Citigroup has agreed to pay a substantial settlement to investors, who bought the bank's debt and preferred stock in the two years leading up the one of the world's worst financial crisis', after claiming they were misled by the company's disclosure.
In a statement on their website, the third-largest US bank says that, subject to court approval, it will pay $730m (£484m/€564m) to settle a class action lawsuit brought on behalf of investors who purchased the bank's debt and preferred stock during the period 11 May 2006 through 28 November 2008.
While the bank still denies allegations that it misled investors it says it is entering into this settlement "solely to eliminate the uncertainties, burden and expense of further protracted litigation."
"This settlement is another significant step toward resolving our exposure to claims arising from the financial crisis, and we look forward to putting this matter behind us," the group said in a statement.
"Citigroup is a fundamentally different company today than at the beginning of the financial crisis. We have overhauled risk management and reduced risk exposures, while shedding assets and businesses that are not core to our strategy. We are completely focused on our clients and generating consistent, high-quality earnings," it added.
Citigroup says that the proposed settlement is covered by its existing litigation reserves.
The law firm representing the investors in the class action lawsuit, Bernstein Litowitz Berger & Grossmann LLP (BLB&G), says in a statement on its website that the settlement "comes after more than four years of protracted litigation, including the denial of defendants' motions to dismiss and a massive and intensive discovery effort that involved more than 70 depositions."
The Citigroup bond litigation was filed five months ago on behalf of purchasers of 48 offerings of Citigroup preferred stock and bonds issued from 2006 through 2008.
BLB&G says that the action contends that Citigroup conducted a series of public offerings prior to the collapse of the subprime mortgage market based on "offering documents that contained material misrepresentations and omissions regarding Citigroup's exposure to billions of dollars in mortgage-related assets."
The class action lawsuit, In re Citigroup, Inc. Bond Litigation, Master File No. 08-cv-9522 (S.D.N.Y.), is to be reviewed by the Hon. Sidney Stein in the United States District Court for the Southern District of New York.
The settlement is the latest in a line of regulator and investor complaints, litigation and investigations into banks selling financial products or fund around the time of the onset of the credit crisis.
In October this year, IBTimes UK reported that RBoS Shareholders Action Group will be launching a £4bn lawsuit against Royal Bank of Scotland Group Plc and three ex-senior executives, Fred Goodwin, Tom McKillop and Jonny Cameron, after claiming its members bought the shares under false pretences as the bank did not fully disclose how frail the bank's health was in its prospectus, which then led to the government bailing it out.
Meanwhile, last month, the UK's Financial Services Authority hit UBS with a fine following the mis-selling and a series of failings in a fund sale that left nearly 2,000 investors exposed to the type of financial instruments that brought on the global financial crisis.

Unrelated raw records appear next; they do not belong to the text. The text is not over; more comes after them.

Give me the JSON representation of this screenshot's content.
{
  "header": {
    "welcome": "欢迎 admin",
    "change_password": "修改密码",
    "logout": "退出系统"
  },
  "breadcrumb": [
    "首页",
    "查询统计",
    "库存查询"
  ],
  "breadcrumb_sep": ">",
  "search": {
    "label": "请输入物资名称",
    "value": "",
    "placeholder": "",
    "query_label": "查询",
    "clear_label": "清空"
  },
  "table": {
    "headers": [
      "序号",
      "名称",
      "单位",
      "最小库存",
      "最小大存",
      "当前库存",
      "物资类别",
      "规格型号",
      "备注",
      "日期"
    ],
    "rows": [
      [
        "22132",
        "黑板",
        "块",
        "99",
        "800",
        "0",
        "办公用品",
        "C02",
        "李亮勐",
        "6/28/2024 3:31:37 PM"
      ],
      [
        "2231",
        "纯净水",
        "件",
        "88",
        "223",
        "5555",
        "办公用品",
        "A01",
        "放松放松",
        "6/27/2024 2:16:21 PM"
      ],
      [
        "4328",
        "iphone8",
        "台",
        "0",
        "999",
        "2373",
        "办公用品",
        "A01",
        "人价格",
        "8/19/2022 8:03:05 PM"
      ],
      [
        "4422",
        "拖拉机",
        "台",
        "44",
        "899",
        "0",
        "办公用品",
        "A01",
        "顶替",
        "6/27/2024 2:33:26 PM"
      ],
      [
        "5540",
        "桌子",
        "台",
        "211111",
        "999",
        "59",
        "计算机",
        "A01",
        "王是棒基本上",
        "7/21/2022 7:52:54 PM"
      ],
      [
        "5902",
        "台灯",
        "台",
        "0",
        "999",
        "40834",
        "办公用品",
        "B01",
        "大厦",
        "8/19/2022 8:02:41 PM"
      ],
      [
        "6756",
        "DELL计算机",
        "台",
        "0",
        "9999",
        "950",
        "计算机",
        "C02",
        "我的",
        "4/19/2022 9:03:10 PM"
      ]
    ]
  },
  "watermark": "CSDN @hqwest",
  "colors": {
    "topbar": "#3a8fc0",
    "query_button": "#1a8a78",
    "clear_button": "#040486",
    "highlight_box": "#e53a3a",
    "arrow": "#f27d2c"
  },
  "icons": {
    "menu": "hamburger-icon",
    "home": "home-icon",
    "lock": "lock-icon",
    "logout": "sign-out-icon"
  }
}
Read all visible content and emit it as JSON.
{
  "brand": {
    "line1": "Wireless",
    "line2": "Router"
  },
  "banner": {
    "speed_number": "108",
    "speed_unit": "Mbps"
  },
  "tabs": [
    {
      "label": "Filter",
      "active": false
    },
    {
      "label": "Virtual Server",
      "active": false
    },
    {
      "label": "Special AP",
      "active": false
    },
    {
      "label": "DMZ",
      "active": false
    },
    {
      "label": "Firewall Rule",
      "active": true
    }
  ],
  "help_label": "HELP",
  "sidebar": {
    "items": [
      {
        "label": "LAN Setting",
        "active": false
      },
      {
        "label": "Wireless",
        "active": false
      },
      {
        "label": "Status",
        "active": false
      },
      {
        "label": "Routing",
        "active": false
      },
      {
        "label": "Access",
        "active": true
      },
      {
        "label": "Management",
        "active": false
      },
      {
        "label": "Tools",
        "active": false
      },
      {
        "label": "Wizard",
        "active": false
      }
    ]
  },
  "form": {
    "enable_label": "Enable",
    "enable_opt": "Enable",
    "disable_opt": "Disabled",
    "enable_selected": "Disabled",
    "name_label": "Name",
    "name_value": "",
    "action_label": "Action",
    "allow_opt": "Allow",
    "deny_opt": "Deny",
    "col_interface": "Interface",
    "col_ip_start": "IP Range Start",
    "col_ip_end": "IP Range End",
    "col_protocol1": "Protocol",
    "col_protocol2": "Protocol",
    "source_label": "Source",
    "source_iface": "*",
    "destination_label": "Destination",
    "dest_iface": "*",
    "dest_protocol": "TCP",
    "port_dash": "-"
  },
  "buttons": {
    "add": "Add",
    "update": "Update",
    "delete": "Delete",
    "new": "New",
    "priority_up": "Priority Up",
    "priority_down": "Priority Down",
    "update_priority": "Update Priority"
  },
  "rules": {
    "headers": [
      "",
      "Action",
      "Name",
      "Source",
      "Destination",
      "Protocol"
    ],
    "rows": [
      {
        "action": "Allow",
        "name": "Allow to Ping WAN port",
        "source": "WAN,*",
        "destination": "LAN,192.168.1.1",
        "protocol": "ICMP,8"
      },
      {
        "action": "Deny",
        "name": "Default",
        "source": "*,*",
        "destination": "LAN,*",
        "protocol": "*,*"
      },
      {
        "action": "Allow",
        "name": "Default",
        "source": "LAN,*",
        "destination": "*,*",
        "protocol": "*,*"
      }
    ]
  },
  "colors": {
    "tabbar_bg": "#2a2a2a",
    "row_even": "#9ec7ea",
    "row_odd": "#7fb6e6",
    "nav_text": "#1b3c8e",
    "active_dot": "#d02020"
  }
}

The FSA issued the Swiss bank with a £9.45m fine for a series of failings in the sale of the AIG Enhanced Variable Rate Fund, which led to 1,998 high net worth customers being "exposed to an unacceptable risk" and a high proportion being mis-sold the product.
The UK watchdog said that unlike a standard money market fund, UBS' AIG fund sought to deliver an enhanced return by investing a material proportion of the Fund's assets in asset backed securities and floating rate notes.